ABOVE VIDEO: Top 10 Need To Know Zika Virus Facts
ORLANDO, FLORIDA – A new diagnostic test that can detect a Zika viral infection within 30 minutes could be headed to hospitals in the next year thanks to a partnership between the University of Central Florida and Orlando-based biotechnology startup Nano Discovery Inc.
Qun Treen Huo, a faculty member at UCF’s Department of Chemistry and NanoScience Technology Center, and a co-founder of Nano Discovery, developed the customizable immunoassay technology product called D2Dx.
To perform the test, a special mixture containing gold nanoparticles detects the anti-Zika antibodies produced in Zika patients. The approach may offer faster diagnostics for other blood-borne diseases, as well.
D2Dx has several advantages over tests currently available, Huo said. The technology occupies no more space than a small, portable printer. D2Dx’s portability and affordability may have implications for those seeking testing in remote, underserved regions.
Zika tests currently on the market require hours or days to obtain the results, and large, expensive machines that are not readily available to hospitals and clinics.
In addition to getting an answer quicker, the test is easy to administer. The test requires only a few drops of blood from a finger prick. Early research and side-by-side comparison studies indicate the test is more sensitive than the current serology tests used for Zika diagnosis.
“This technique has the potential for many other diseases, too,” she said.
“Zika is a threat now, so we started looking at this approach for the virus more than a year ago. Thanks to a recent Zika grant from the Florida Department of Health, we were able to greatly accelerate the progress of our work.”
In the coming months, Huo expects the U.S. Food and Drug Administration to review D2Dx for emergency-use authorization. Once approval is secured, Nano Discovery will manufacture the test and deliver it to market.

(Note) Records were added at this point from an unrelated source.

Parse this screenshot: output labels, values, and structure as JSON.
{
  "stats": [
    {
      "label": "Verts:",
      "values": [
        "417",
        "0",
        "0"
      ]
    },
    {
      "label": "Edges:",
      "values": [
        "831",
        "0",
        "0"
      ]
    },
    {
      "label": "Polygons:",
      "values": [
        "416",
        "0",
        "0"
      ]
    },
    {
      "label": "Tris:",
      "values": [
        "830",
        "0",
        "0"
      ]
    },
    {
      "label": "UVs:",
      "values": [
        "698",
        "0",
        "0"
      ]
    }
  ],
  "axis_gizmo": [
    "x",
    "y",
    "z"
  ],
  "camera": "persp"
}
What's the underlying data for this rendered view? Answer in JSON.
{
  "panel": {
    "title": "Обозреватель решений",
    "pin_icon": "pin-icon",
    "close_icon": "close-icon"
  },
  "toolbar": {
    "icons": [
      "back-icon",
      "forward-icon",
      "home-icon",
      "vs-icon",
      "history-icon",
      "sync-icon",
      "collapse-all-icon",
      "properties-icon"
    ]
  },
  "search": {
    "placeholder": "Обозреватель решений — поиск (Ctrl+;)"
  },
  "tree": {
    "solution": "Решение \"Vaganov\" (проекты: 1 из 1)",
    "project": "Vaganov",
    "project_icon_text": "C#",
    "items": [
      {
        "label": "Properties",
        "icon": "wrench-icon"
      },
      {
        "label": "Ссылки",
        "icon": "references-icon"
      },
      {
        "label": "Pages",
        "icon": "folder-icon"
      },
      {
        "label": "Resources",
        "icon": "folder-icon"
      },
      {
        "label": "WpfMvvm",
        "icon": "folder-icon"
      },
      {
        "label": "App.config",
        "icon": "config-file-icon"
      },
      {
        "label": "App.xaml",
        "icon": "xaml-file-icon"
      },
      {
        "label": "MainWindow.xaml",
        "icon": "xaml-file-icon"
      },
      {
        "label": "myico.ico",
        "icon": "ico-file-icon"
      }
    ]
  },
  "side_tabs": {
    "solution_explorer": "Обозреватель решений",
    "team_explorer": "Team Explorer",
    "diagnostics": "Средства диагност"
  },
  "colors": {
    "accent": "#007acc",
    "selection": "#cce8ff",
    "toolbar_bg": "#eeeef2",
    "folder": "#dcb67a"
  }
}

To see Huo’s powerpoint presentation about the test presented at the Florida Department of Health’s Zika research symposium click here.
Nano Discovery, which has the license to the Zika test, is seeking collaborators and investors to accelerate this and other products in development, said CEO Davian Santana, who recently joined the company. He is the founder and president of Vista Clinical Diagnostics and grew that startup to be the largest privately held clinical laboratory-services provider in the southeastern United States. He has more than 12 years of executive experience and several decades’ work in the diagnostic industry.
“After meeting Dr. Huo and examining the technology that she has developed, I immediately realized I wanted to be a part of it,” Santana said. “The beautiful simplicity of this immunoassay is the fact that it is a one-step process versus the typical multistage process, allowing for immunoassay testing on a mobile platform at a significantly reduced cost.”
Transferring discoveries from the lab to market is a key goal at UCF, which is why the university has invested millions of dollars into an array of programs to help small companies launch and grow. Huo used a variety of UCF’s programs. Nano Discovery was a client of the UCF Venture Lab and is a client of the UCF Business Incubation Program . She worked with Technology Transfer personnel to protect the intellectual property she and her lab developed and the staff assisted in getting it licensed.
Another key mission for UCF is preparing the next generation of scientists and engineers. For Tianya Zheng, one of the Ph.D. students in Huo’s lab, the project has made a lasting impression.
“I have learned tremendously since I joined the Ph.D. program and started working in Professor Huo’s lab,” said Zheng, who has already published six journal articles about work being conducted in the lab.
“I am so excited to see that our research is heading toward commercialization and we can use nanotechnology to help solve real-world problems.”
Other researchers who collaborated with Huo include Professor Griffith Parks, director of UCF’s Burnett School of Biomedical Sciences; Assistant Professor Karl McKinstry, an infectious disease specialists the UCF College of Medicine, and Assistant Professor Tara Strutt, an immunology specialist at the medical school.